Biographie
Née le 31 décembre 1974, Laurine Rousselet est une poétesse et prosatrice d’expression française. Elle parle une langue-poésie, qu’elle façonne depuis ses débuts.
Ses premiers poèmes paraissent dans la revue « Digraphe » en 1998, suivis d’un premier recueil Tambour aux éditions Bernard Dumerchez.

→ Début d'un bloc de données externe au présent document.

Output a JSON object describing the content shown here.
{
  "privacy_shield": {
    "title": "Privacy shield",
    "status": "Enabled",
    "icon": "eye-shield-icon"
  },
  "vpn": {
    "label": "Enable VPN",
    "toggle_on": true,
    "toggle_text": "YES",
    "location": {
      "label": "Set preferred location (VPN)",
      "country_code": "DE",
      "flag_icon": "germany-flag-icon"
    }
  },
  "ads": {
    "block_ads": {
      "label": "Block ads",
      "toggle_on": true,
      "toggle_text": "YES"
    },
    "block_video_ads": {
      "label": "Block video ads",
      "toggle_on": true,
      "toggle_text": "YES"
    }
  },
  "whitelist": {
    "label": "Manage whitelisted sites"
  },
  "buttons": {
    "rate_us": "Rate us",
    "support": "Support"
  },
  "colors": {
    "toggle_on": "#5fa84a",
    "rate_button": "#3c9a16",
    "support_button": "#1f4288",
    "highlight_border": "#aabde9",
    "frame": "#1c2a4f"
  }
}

Sa littérature est faite de déplacements et d’éclats – quelque chose qui peut s’apparenter à une littérature de frontière, non seulement à la frontière entre les langues, mais aussi entre les modes d’expression artistique. Sa voix est souvent accompagnée par le travail de peintres et graveurs (Vladimir Veličković, Antonio Seguí, Ramón Alejandro, Lydie Arickx), par celui musical (notamment avec le compositeur Abdelhadi El Rharbi), et enfin par la danse avec le danseur Vincent Chaillet, ancien premier danseur au sein du Ballet de l’Opéra national de Paris, et plus récemment avec la danseuse Sara Orselli de la compagnie Carolyn Carlson.
Cette rencontre a donné naissance à l’un de ses derniers recueils, Émergence, illustration de Carolyn Carlson, chez L’Inventaire en 2022. Réponses à la lumière, écrit avec le poète Nuno Júdice, est paru aux éditions de l’Aigrette en 2023. Elle a collaboré à différentes revues culturelles et dirige Les Cahiers de l’Approche ; plaquettes de poésie bilingue depuis 2011.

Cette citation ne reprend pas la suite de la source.